Estou lendo agora, com bastante atraso A Menina que Roubava Livros já que desde 2007 o seu autor Markus Zusak o lançou no Brasil e o fenômeno editorial permaneceu 99 semanas seguidas em primeiro lugar em listas de mais vendidos. Nele, acompanhamos a vida da pré-adolescente alemã Liesel durante o período da segunda guerra mundial. Ela vê o irmão bebê morrer de fome e frio, é separada da mãe logo no início da história e vai viver com uma família desconhecida. Logo, Liesel percebe que somente através dos livros ela encontrará uma salvação fugaz, uma fuga breve para toda a miséria do seu país, perseguição e matança de judeus e comunistas, racionamento de alimentos, fome, delações e espancamentos, o medo a veste como uma roupa que se recusa a deixar o corpo pela falta de outra.

Todo o livro é uma poesia em forma de prosa, e cada página surpreende pela delicadeza.

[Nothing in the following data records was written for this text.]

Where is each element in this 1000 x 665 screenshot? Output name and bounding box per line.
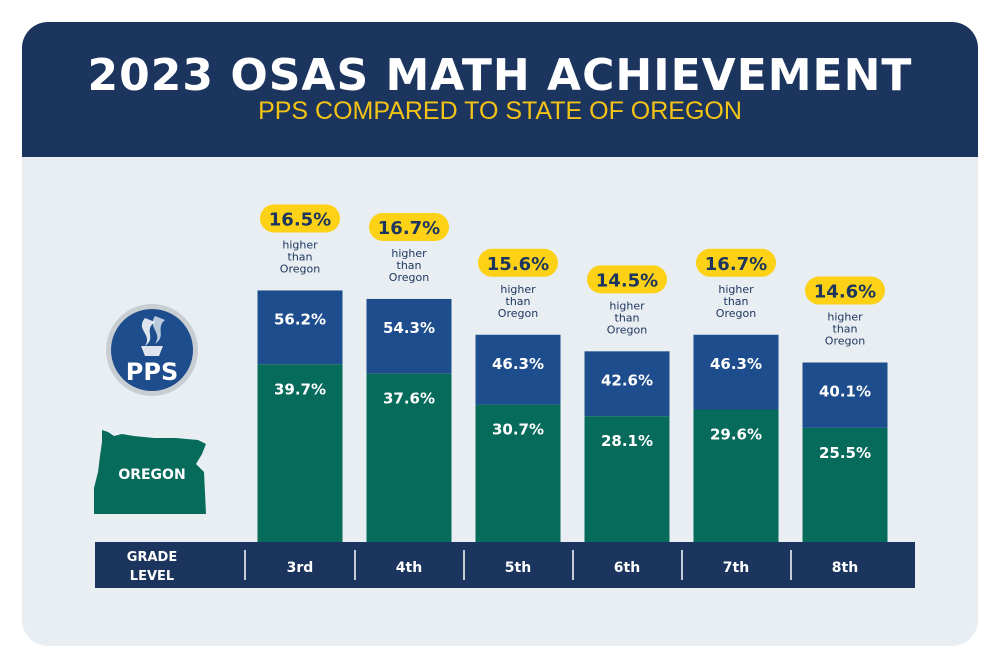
oregon-bar-7th — [693, 409, 779, 542]
pps-value-label: 54.3% — [383, 319, 435, 337]
oregon-state-icon: OREGON — [94, 430, 206, 514]
comparison-text: Oregon — [607, 323, 647, 336]
grade-tick-4th: 4th — [396, 560, 422, 576]
difference-badge — [696, 248, 776, 277]
difference-value: 14.5% — [596, 270, 658, 291]
comparison-text: Oregon — [280, 262, 320, 275]
pps-bar-8th — [802, 362, 888, 428]
oregon-value-label: 37.6% — [383, 390, 435, 408]
pps-logo-label: PPS — [126, 358, 178, 386]
pps-logo-icon: PPS — [106, 304, 198, 396]
pps-bar-3rd — [257, 290, 343, 365]
axis-label-line1: GRADE — [127, 550, 177, 565]
difference-badge — [369, 212, 449, 241]
oregon-bar-5th — [475, 404, 561, 542]
pps-value-label: 46.3% — [492, 355, 544, 373]
comparison-text: higher — [827, 311, 863, 324]
oregon-bar-6th — [584, 416, 670, 542]
grade-tick-8th: 8th — [832, 560, 858, 576]
grade-tick-3rd: 3rd — [287, 560, 314, 576]
chart-title: 2023 OSAS MATH ACHIEVEMENT — [87, 50, 913, 101]
comparison-text: Oregon — [716, 307, 756, 320]
axis-label-line2: LEVEL — [130, 569, 174, 584]
difference-value: 16.7% — [378, 218, 440, 239]
chart-subtitle: PPS COMPARED TO STATE OF OREGON — [258, 97, 742, 125]
comparison-text: than — [288, 250, 313, 263]
difference-badge — [805, 276, 885, 305]
pps-value-label: 56.2% — [274, 310, 326, 328]
grade-tick-6th: 6th — [614, 560, 640, 576]
comparison-text: higher — [609, 299, 645, 312]
pps-bar-4th — [366, 298, 452, 374]
comparison-text: than — [833, 323, 858, 336]
pps-bar-7th — [693, 334, 779, 410]
oregon-value-label: 29.6% — [710, 426, 762, 444]
comparison-text: than — [724, 295, 749, 308]
grade-tick-7th: 7th — [723, 560, 749, 576]
oregon-bar-4th — [366, 373, 452, 542]
comparison-text: higher — [391, 247, 427, 260]
difference-value: 16.7% — [705, 254, 767, 275]
comparison-text: than — [397, 259, 422, 272]
difference-value: 16.5% — [269, 209, 331, 230]
pps-value-label: 40.1% — [819, 383, 871, 401]
oregon-value-label: 25.5% — [819, 444, 871, 462]
comparison-text: Oregon — [389, 271, 429, 284]
difference-value: 15.6% — [487, 254, 549, 275]
oregon-bar-3rd — [257, 364, 343, 542]
oregon-value-label: 28.1% — [601, 432, 653, 450]
difference-badge — [587, 265, 667, 294]
difference-badge — [478, 248, 558, 277]
pps-bar-5th — [475, 334, 561, 405]
oregon-value-label: 30.7% — [492, 421, 544, 439]
difference-value: 14.6% — [814, 282, 876, 303]
grade-tick-5th: 5th — [505, 560, 531, 576]
comparison-text: Oregon — [825, 335, 865, 348]
grade-level-axis — [95, 542, 915, 588]
comparison-text: Oregon — [498, 307, 538, 320]
pps-bar-6th — [584, 351, 670, 417]
comparison-text: higher — [282, 238, 318, 251]
comparison-text: higher — [718, 283, 754, 296]
comparison-text: than — [506, 295, 531, 308]
header-banner: 2023 OSAS MATH ACHIEVEMENT PPS COMPARED … — [22, 22, 978, 157]
oregon-value-label: 39.7% — [274, 380, 326, 398]
pps-value-label: 46.3% — [710, 355, 762, 373]
difference-badge — [260, 204, 340, 233]
pps-value-label: 42.6% — [601, 371, 653, 389]
oregon-bar-8th — [802, 427, 888, 542]
comparison-text: higher — [500, 283, 536, 296]
comparison-text: than — [615, 311, 640, 324]
oregon-label: OREGON — [118, 467, 185, 483]
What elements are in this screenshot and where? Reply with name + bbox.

Livro e filme têm um requinte: são narrados pela morte. Sim, a morte, a ceifadora de almas é a narradora da história e se isso lhe parece estranho, também a mim me pareceu, mas esse estranhamento passou na primeira página porque a ceifadora é uma narradora de primeira.

Então eu que tenho um amor quase sagrado pelos livros, entendo o que levaria essa menina faminta a arriscar a vida invadindo casas para roubar livros ou mesmo arriscando-se a resgatar um livro que estava sendo queimado em uma fogueira nazista.

Fogueira nazista!

Os nazistas eram obsecados em queimar coisas. E pessoas. É esse também o tema de Os Caçadores de Obras de Arte: uma equipe de curadores de várias partes do mundo se junta para salvar obras de arte que estavam sendo roubadas ou destruídas pelos nazistas. E novamente voltamos à pergunta que o filme faz algumas vezes: a vida de um homem vale uma obra de arte?

Certamente você, um humanista, dirá que não, que por melhor que seja a obra de arte, ela não vale a vida de um homem. Então, sem hipocrisia, como diz Calligaris, você, católico ou evangélico, tem nas mãos o livro mais precioso do mundo: a Bíblia original de Gutemberg (de 1455) e pode escolher entre salvá-la de um incêndio ou a vida de Fernandinho Beira Mar. Você relativiza seus conceitos?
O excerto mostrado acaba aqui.